009deep commented 4 years ago

I understand concern. But, with few other changes, I've been able to train model to get EER as low as 1.5 % by using above code among few other changes. Also, use of single core limits model size. For example, current Resnet model uses 1/4 of filter size as compared to actual Resnet34, but if someone wants to experiment with actual size it won't be feasible on even 32 GB memory GPU. Adding parallelism would help with wide range of experimentation. How much does performance differ btw? As angleproto doesn't render best result for my use case, I've not pursued it to get similar result.

zh794390558 commented 4 years ago

How to reproduce 1.5 EER, I will test this.

009deep commented 4 years ago

Sorry, I may release those details later in the year. But training is done using code in this PR. So if you want to use multi-gpu, feel free to use these changes.

ShaneRun commented 4 years ago

Sorry, I may release those details later in the year. But training is done using code in this PR. So if you want to use multi-gpu, feel free to use these changes.

I understand concern. But, with few other changes, I've been able to train model to get EER as low as 1.5 % by using above code among few other changes. Also, use of single core limits model size. For example, current Resnet model uses 1/4 of filter size as compared to actual Resnet34, but if someone wants to experiment with actual size it won't be feasible on even 32 GB memory GPU. Adding parallelism would help with wide range of experimentation. How much does performance differ btw? As angleproto doesn't render best result for my use case, I've not pursued it to get similar result.

@009deep Thank you for your effort! May I ask a question: have you used data augmentation in order to get EER as low as 1.5 %? Or you just use the dev set of voxceleb2? Thank you in advance!
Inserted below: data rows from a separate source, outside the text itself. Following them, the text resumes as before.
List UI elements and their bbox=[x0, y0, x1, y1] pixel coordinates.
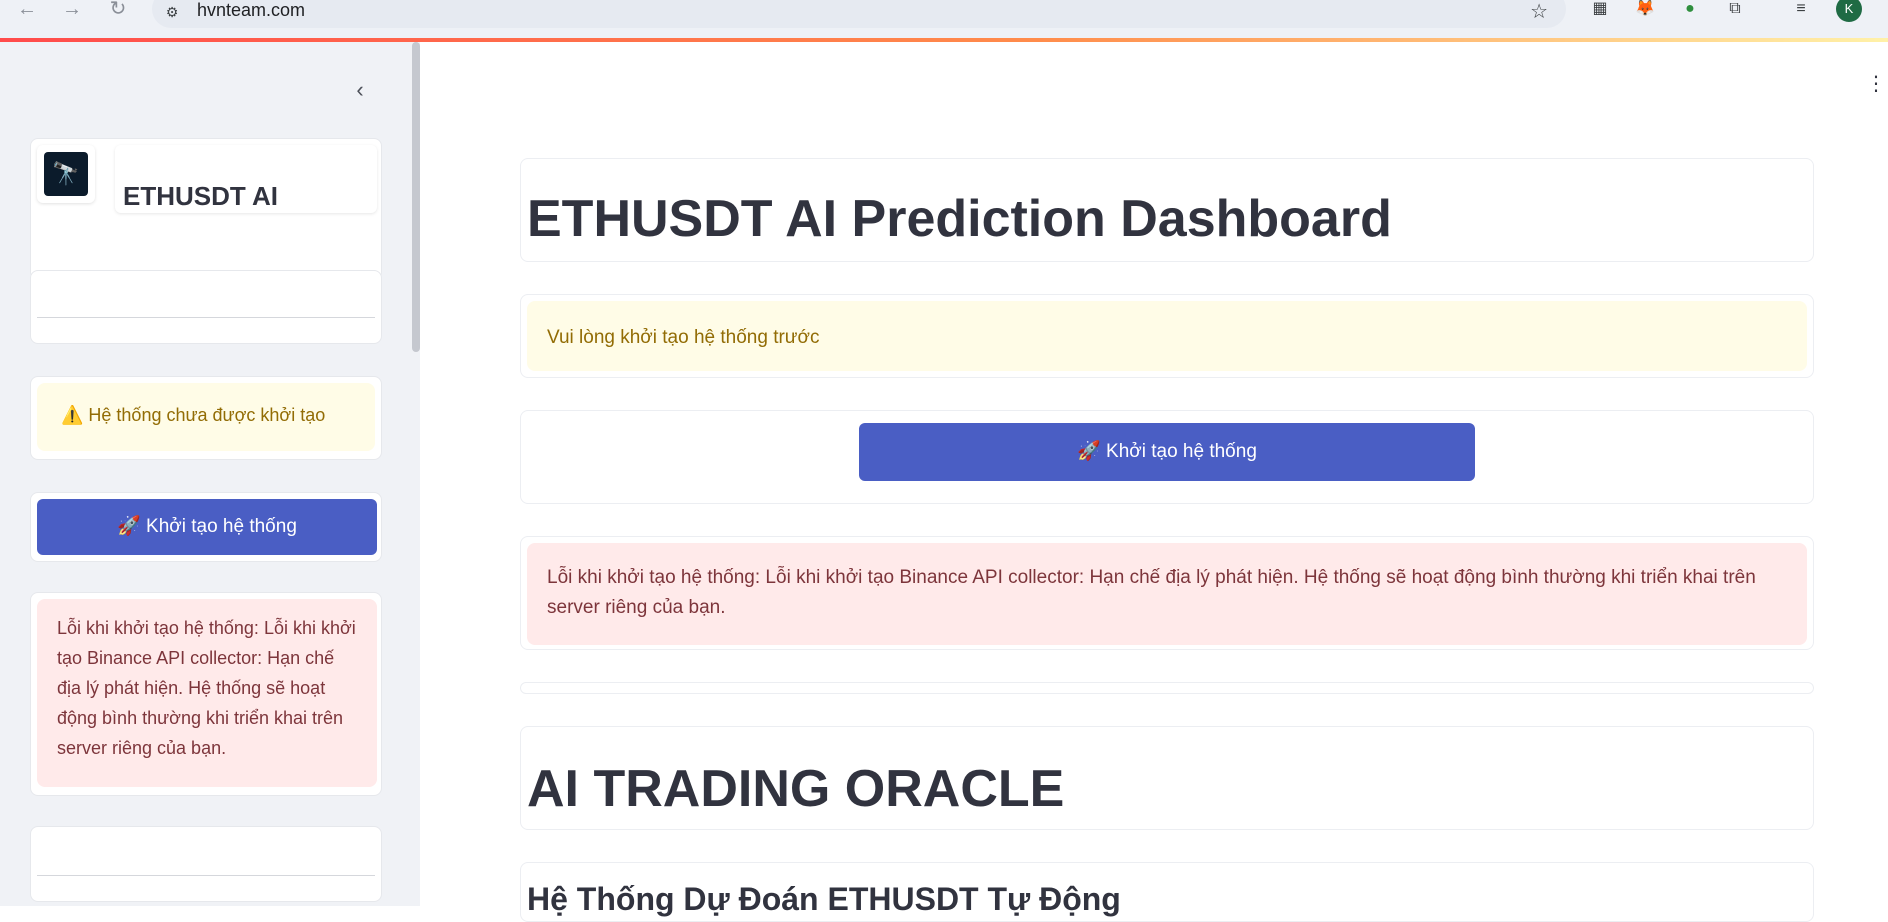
warning-alert: ⚠️ Hệ thống chưa được khởi tạo bbox=[37, 383, 375, 451]
site-info-icon[interactable]: ⚙ bbox=[162, 2, 182, 22]
reading-list-icon[interactable]: ≡ bbox=[1788, 0, 1814, 24]
empty-card bbox=[520, 682, 1814, 694]
init-card: 🚀 Khởi tạo hệ thống bbox=[30, 492, 382, 562]
profile-avatar[interactable]: K bbox=[1836, 0, 1862, 22]
brand-card: 🔭 ETHUSDT AI bbox=[30, 138, 382, 280]
qr-code-icon[interactable]: ▦ bbox=[1587, 0, 1613, 24]
page-title: ETHUSDT AI Prediction Dashboard bbox=[527, 190, 1392, 248]
reload-icon[interactable]: ↻ bbox=[103, 0, 133, 24]
init-system-button[interactable]: 🚀 Khởi tạo hệ thống bbox=[37, 499, 377, 555]
collapse-sidebar-icon[interactable]: ‹ bbox=[348, 78, 372, 102]
subtitle-card: Hệ Thống Dự Đoán ETHUSDT Tự Động bbox=[520, 862, 1814, 922]
error-text: Lỗi khi khởi tạo hệ thống: Lỗi khi khởi … bbox=[57, 618, 356, 758]
error-alert: Lỗi khi khởi tạo hệ thống: Lỗi khi khởi … bbox=[37, 599, 377, 787]
warning-text: Vui lòng khởi tạo hệ thống trước bbox=[547, 327, 820, 348]
more-menu-icon[interactable]: ⋮ bbox=[1866, 72, 1886, 96]
puzzle-extensions-icon[interactable]: ⧉ bbox=[1722, 0, 1748, 24]
back-icon[interactable]: ← bbox=[12, 0, 42, 24]
empty-card bbox=[30, 270, 382, 344]
earth-extension-icon[interactable]: ● bbox=[1677, 0, 1703, 24]
divider bbox=[37, 875, 375, 876]
divider bbox=[37, 317, 375, 318]
empty-card bbox=[30, 826, 382, 902]
forward-icon[interactable]: → bbox=[57, 0, 87, 24]
oracle-card: AI TRADING ORACLE bbox=[520, 726, 1814, 830]
title-card: ETHUSDT AI Prediction Dashboard bbox=[520, 158, 1814, 262]
init-card: 🚀 Khởi tạo hệ thống bbox=[520, 410, 1814, 504]
error-text: Lỗi khi khởi tạo hệ thống: Lỗi khi khởi … bbox=[547, 567, 1756, 618]
error-card: Lỗi khi khởi tạo hệ thống: Lỗi khi khởi … bbox=[520, 536, 1814, 650]
error-card: Lỗi khi khởi tạo hệ thống: Lỗi khi khởi … bbox=[30, 592, 382, 796]
status-card: ⚠️ Hệ thống chưa được khởi tạo bbox=[30, 376, 382, 460]
telescope-icon: 🔭 bbox=[44, 152, 88, 196]
init-system-button[interactable]: 🚀 Khởi tạo hệ thống bbox=[859, 423, 1475, 481]
warning-text: ⚠️ Hệ thống chưa được khởi tạo bbox=[61, 405, 326, 425]
error-alert: Lỗi khi khởi tạo hệ thống: Lỗi khi khởi … bbox=[527, 543, 1807, 645]
subtitle: Hệ Thống Dự Đoán ETHUSDT Tự Động bbox=[527, 881, 1121, 917]
oracle-title: AI TRADING ORACLE bbox=[527, 760, 1065, 818]
sidebar: ‹ 🔭 ETHUSDT AI ⚠️ Hệ thống chưa được khở… bbox=[0, 42, 420, 906]
warning-alert: Vui lòng khởi tạo hệ thống trước bbox=[527, 301, 1807, 371]
bookmark-star-icon[interactable]: ☆ bbox=[1530, 0, 1548, 24]
logo: 🔭 bbox=[37, 145, 95, 203]
url-text[interactable]: hvnteam.com bbox=[197, 0, 305, 21]
brand-title: ETHUSDT AI bbox=[123, 181, 279, 211]
warning-card: Vui lòng khởi tạo hệ thống trước bbox=[520, 294, 1814, 378]
metamask-fox-icon[interactable]: 🦊 bbox=[1632, 0, 1658, 24]
brand-title-box: ETHUSDT AI bbox=[115, 145, 377, 213]
sidebar-scrollbar[interactable] bbox=[412, 42, 420, 352]
address-bar[interactable]: ⚙ hvnteam.com ☆ bbox=[152, 0, 1566, 28]
browser-toolbar: ← → ↻ ⚙ hvnteam.com ☆ ▦ 🦊 ● ⧉ ≡ K bbox=[0, 0, 1888, 40]
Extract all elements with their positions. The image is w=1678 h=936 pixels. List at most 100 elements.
009deep commented 4 years ago

With dev set of voxceleb2 + augmentation you can get below 1.5. But, it's not just data, there are other changes including network architecture, loss and hyper parameter tuning. As I said I may release those details later this year.

Shane-pe commented 4 years ago

With dev set of voxceleb2 + augmentation you can get below 1.5. But, it's not just data, there are other changes including network architecture, loss and hyper parameter tuning. As I said I may release those details later this year.

@009deep Cool, looking forward to your disclosure on those improvement. BTW, I am curious on your data augmentation method, are you used the typical 5-fold data augmentation recipe from Kaldi? Or you had tried different method?

009deep commented 4 years ago

I obtained results using standard kaldi recipes.

joonson commented 3 years ago

DataParallel is no longer recommended in PyTorch. We updated the trainer with DistributedDataParallel.